Googling for what ails you? You might want to think again.
According to a new study, human nature prevails when it comes to searching for health-related information, with users often jumping to conclusions and assuming the worst.
Microsoft researchers Ryen White and Eric Horvitz said their investigation of online medical search behavior found that it can often lead to "cyberchondria," an eight-year-old term describing the online equivalent of hypochondria, a psychological ailment in which people view minor medical symptoms as evidence of a serious illness.
"We use the term 'cyberchondria' to refer to the unfounded escalation of concerns about common symptoms based on the review of search results," the researchers wrote. "The Web has the potential to increase the anxieties of people who have little or no medical training, especially when Web search is employed as a diagnostic procedure."
With the Internet already a daily tool used at home and at work, both on PCs and on mobile smartphone devices, it's not surprising that consumers are relying on it for their even most private research needs. A recent study revealed over 50 percent of mobile workers surveyed said it would be easier to go without a car for a week than relinquish Internet access.

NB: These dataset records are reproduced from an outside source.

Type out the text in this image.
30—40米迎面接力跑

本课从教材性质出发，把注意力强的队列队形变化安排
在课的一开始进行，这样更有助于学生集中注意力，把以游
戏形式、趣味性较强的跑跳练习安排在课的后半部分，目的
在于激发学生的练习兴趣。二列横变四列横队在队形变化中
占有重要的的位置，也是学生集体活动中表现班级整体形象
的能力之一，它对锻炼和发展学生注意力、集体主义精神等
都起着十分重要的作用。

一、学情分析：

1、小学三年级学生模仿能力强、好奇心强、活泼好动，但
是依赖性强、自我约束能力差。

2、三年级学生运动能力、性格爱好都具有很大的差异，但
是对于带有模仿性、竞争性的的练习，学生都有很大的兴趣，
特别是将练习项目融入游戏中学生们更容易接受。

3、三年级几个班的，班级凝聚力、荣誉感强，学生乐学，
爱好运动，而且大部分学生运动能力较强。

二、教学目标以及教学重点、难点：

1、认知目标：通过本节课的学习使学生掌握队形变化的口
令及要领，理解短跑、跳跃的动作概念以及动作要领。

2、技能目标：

In their report, White and Horvitz said the Web is "fertile ground" for those suffering from hypochondria, since it enables surfers to conduct detailed investigations into perceived conditions.
As a result, hypochondria-prone users' concerns about common health symptoms -- think "headache" and "heartburn" -- quickly ramp up to Web queries on serious illnesses -- think "brain tumor" and "heart attack".

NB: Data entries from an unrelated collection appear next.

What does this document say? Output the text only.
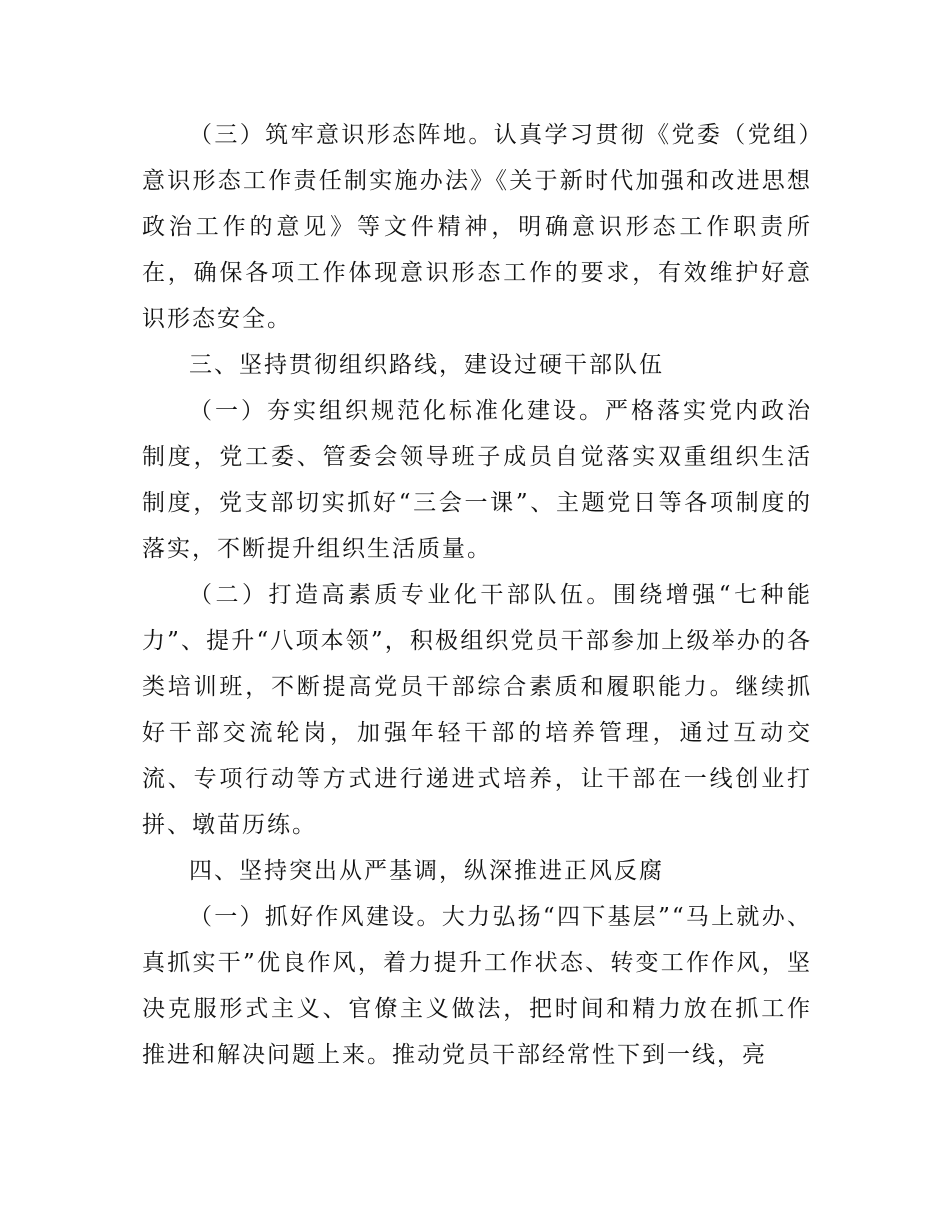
（三）筑牢意识形态阵地。认真学习贯彻《党委（党组）意识形态工作责任制实施办法》《关于新时代加强和改进思想政治工作的意见》等文件精神，明确意识形态工作职责所在，确保各项工作体现意识形态工作的要求，有效维护好意识形态安全。

三、坚持贯彻组织路线，建设过硬干部队伍

（一）夯实组织规范化标准化建设。严格落实党内政治制度，党工委、管委会领导班子成员自觉落实双重组织生活制度，党支部切实抓好“三会一课”、主题党日等各项制度的落实，不断提升组织生活质量。

（二）打造高素质专业化干部队伍。围绕增强“七种能力”、提升“八项本领”，积极组织党员干部参加上级举办的各类培训班，不断提高党员干部综合素质和履职能力。继续抓好干部交流轮岗，加强年轻干部的培养管理，通过互动交流、专项行动等方式进行递进式培养，让干部在一线创业打拼、墩苗历练。

四、坚持突出从严基调，纵深推进正风反腐

（一）抓好作风建设。大力弘扬“四下基层”“马上就办、真抓实干”优良作风，着力提升工作状态、转变工作作风，坚决克服形式主义、官僚主义做法，把时间和精力放在抓工作推进和解决问题上来。推动党员干部经常性下到一线，亮
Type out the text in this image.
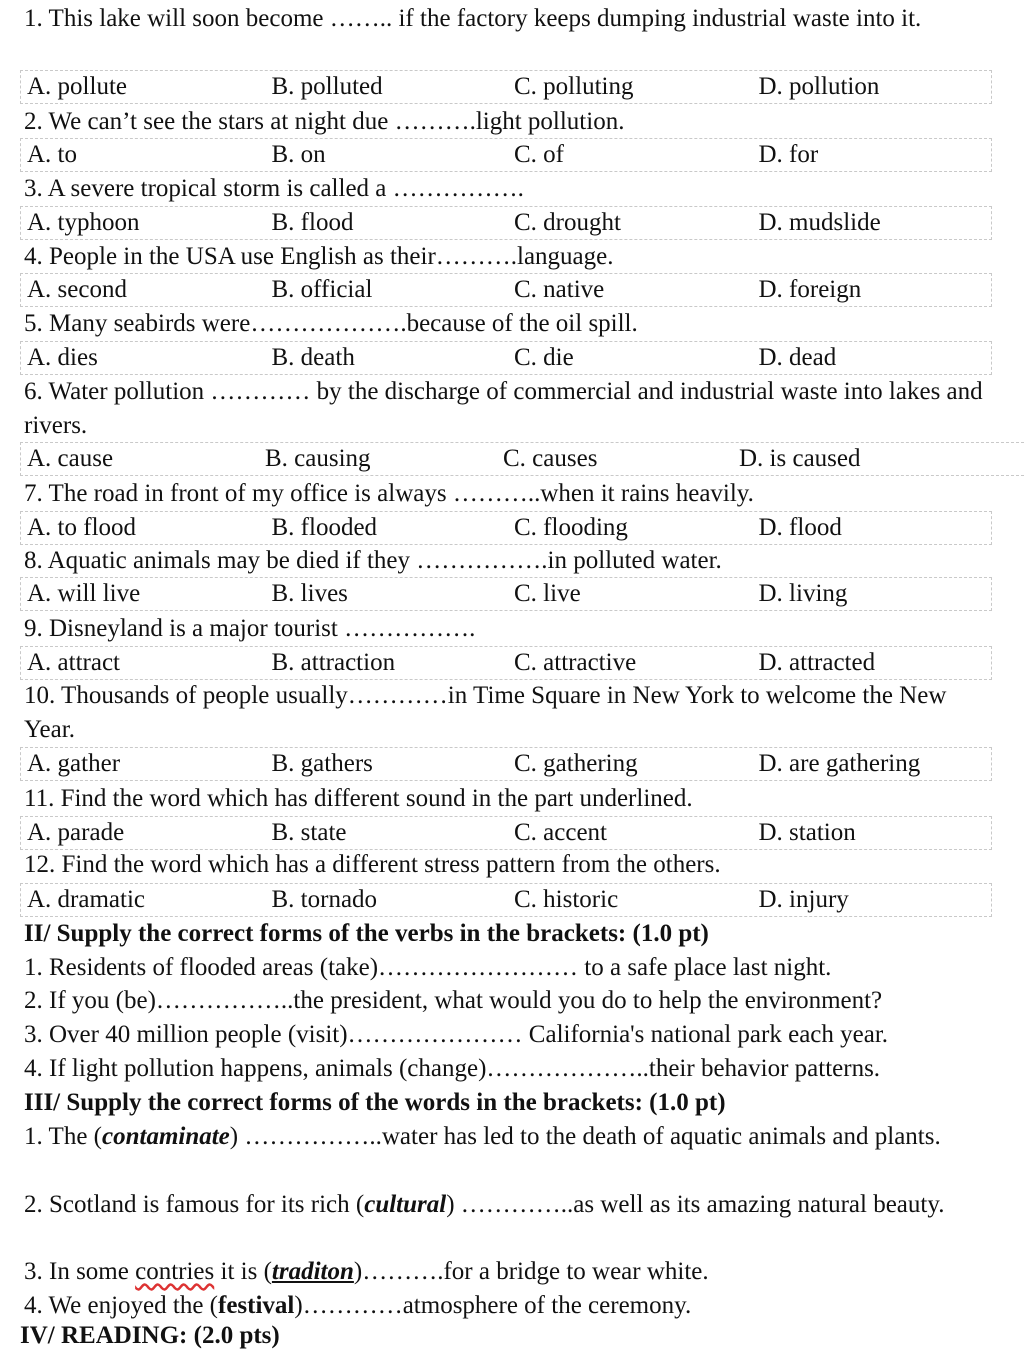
1. This lake will soon become …….. if the factory keeps dumping industrial waste into it.
A. pollute	B. polluted	C. polluting	D. pollution
2. We can’t see the stars at night due ……….light pollution.
A. to	B. on	C. of	D. for
3. A severe tropical storm is called a …………….
A. typhoon	B. flood	C. drought	D. mudslide
4. People in the USA use English as their……….language.
A. second	B. official	C. native	D. foreign
5. Many seabirds were……………….because of the oil spill.
A. dies	B. death	C. die	D. dead
6. Water pollution ………… by the discharge of commercial and industrial waste into lakes and rivers.
A. cause	B. causing	C. causes	D. is caused
7. The road in front of my office is always ………..when it rains heavily.
A. to flood	B. flooded	C. flooding	D. flood
8. Aquatic animals may be died if they …………….in polluted water.
A. will live	B. lives	C. live	D. living
9. Disneyland is a major tourist …………….
A. attract	B. attraction	C. attractive	D. attracted
10. Thousands of people usually…………in Time Square in New York to welcome the New Year.
A. gather	B. gathers	C. gathering	D. are gathering
11. Find the word which has different sound in the part underlined.
A. parade	B. state	C. accent	D. station
12. Find the word which has a different stress pattern from the others.
A. dramatic	B. tornado	C. historic	D. injury
II/ Supply the correct forms of the verbs in the brackets: (1.0 pt)
1. Residents of flooded areas (take)…………………… to a safe place last night.
2. If you (be)……………..the president, what would you do to help the environment?
3. Over 40 million people (visit)………………… California's national park each year.
4. If light pollution happens, animals (change)………………..their behavior patterns.
III/ Supply the correct forms of the words in the brackets: (1.0 pt)
1. The (contaminate) ……………..water has led to the death of aquatic animals and plants.
2. Scotland is famous for its rich (cultural) …………..as well as its amazing natural beauty.
3. In some contries it is (traditon)……….for a bridge to wear white.
4. We enjoyed the (festival)…………atmosphere of the ceremony.
IV/ READING: (2.0 pts)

"We found that escalation is potentially related to the amount and distribution of medical content viewed by users, the presence of escalatory terminology in pages visited and a users predisposition to escalate or seek more reasonable explanations for ailments," White and Eric Horvitz wrote.

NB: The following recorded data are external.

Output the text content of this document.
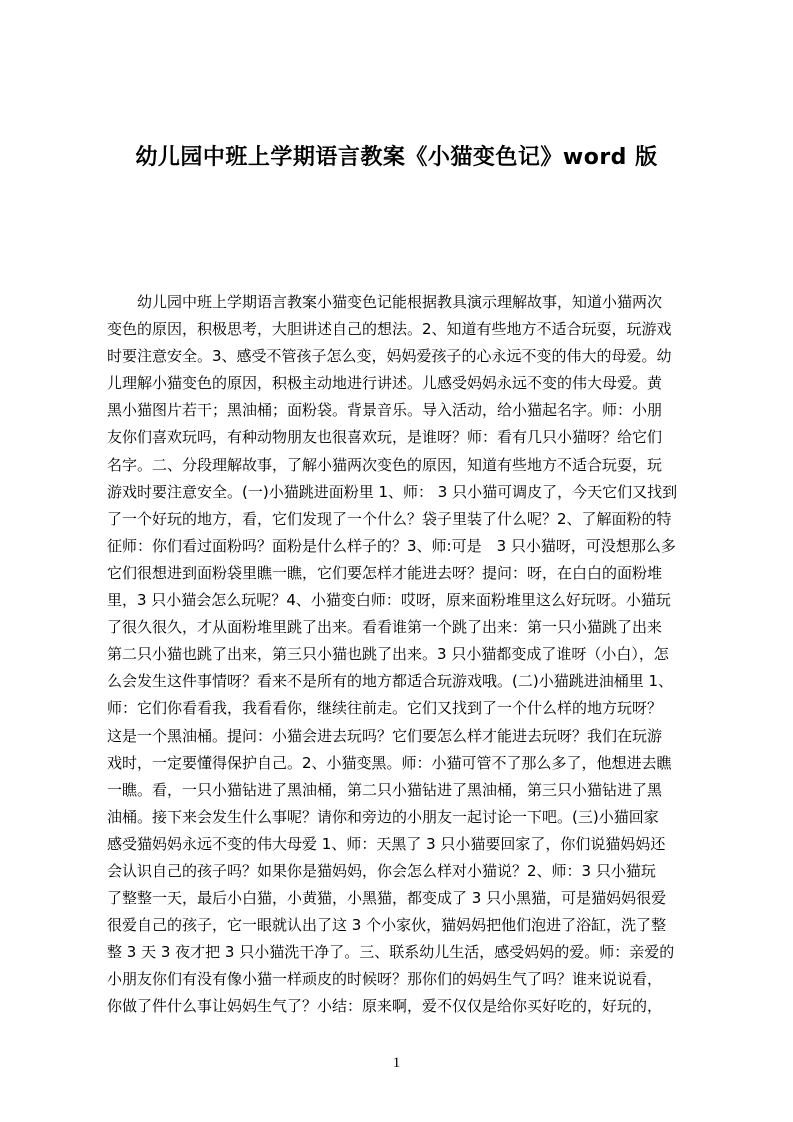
幼儿园中班上学期语言教案《小猫变色记》word 版
　　幼儿园中班上学期语言教案小猫变色记能根据教具演示理解故事，知道小猫两次
变色的原因，积极思考，大胆讲述自己的想法。2、知道有些地方不适合玩耍，玩游戏
时要注意安全。3、感受不管孩子怎么变，妈妈爱孩子的心永远不变的伟大的母爱。幼
儿理解小猫变色的原因，积极主动地进行讲述。儿感受妈妈永远不变的伟大母爱。黄
黑小猫图片若干；黑油桶；面粉袋。背景音乐。导入活动，给小猫起名字。师：小朋
友你们喜欢玩吗，有种动物朋友也很喜欢玩，是谁呀？师：看有几只小猫呀？给它们
名字。二、分段理解故事，了解小猫两次变色的原因，知道有些地方不适合玩耍，玩
游戏时要注意安全。(一)小猫跳进面粉里 1、师： 3 只小猫可调皮了，今天它们又找到
了一个好玩的地方，看，它们发现了一个什么？袋子里装了什么呢？2、了解面粉的特
征师：你们看过面粉吗？面粉是什么样子的？3、师:可是　3 只小猫呀，可没想那么多
它们很想进到面粉袋里瞧一瞧，它们要怎样才能进去呀？提问：呀，在白白的面粉堆
里，3 只小猫会怎么玩呢？4、小猫变白师：哎呀，原来面粉堆里这么好玩呀。小猫玩
了很久很久，才从面粉堆里跳了出来。看看谁第一个跳了出来：第一只小猫跳了出来
第二只小猫也跳了出来，第三只小猫也跳了出来。3 只小猫都变成了谁呀（小白），怎
么会发生这件事情呀？看来不是所有的地方都适合玩游戏哦。(二)小猫跳进油桶里 1、
师：它们你看看我，我看看你，继续往前走。它们又找到了一个什么样的地方玩呀？
这是一个黑油桶。提问：小猫会进去玩吗？它们要怎么样才能进去玩呀？我们在玩游
戏时，一定要懂得保护自己。2、小猫变黑。师：小猫可管不了那么多了，他想进去瞧
一瞧。看，一只小猫钻进了黑油桶，第二只小猫钻进了黑油桶，第三只小猫钻进了黑
油桶。接下来会发生什么事呢？请你和旁边的小朋友一起讨论一下吧。(三)小猫回家
感受猫妈妈永远不变的伟大母爱 1、师：天黑了 3 只小猫要回家了，你们说猫妈妈还
会认识自己的孩子吗？如果你是猫妈妈，你会怎么样对小猫说？2、师：3 只小猫玩
了整整一天，最后小白猫，小黄猫，小黑猫，都变成了 3 只小黑猫，可是猫妈妈很爱
很爱自己的孩子，它一眼就认出了这 3 个小家伙，猫妈妈把他们泡进了浴缸，洗了整
整 3 天 3 夜才把 3 只小猫洗干净了。三、联系幼儿生活，感受妈妈的爱。师：亲爱的
小朋友你们有没有像小猫一样顽皮的时候呀？那你们的妈妈生气了吗？谁来说说看，
你做了件什么事让妈妈生气了？小结：原来啊，爱不仅仅是给你买好吃的，好玩的，
1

According to the report, information gleamed in healthcare-related searches can also affect a person's decision on when to reach out to a medical expert, as well as a person's approach to maintaining health.
"Information drawn from the Web can influence how people reflect and make decisions about their health and wellbeing, including the attention they seek from healthcare professionals, and behaviors with regard to diet, exercise, and preventative, proactive health activities," the authors wrote.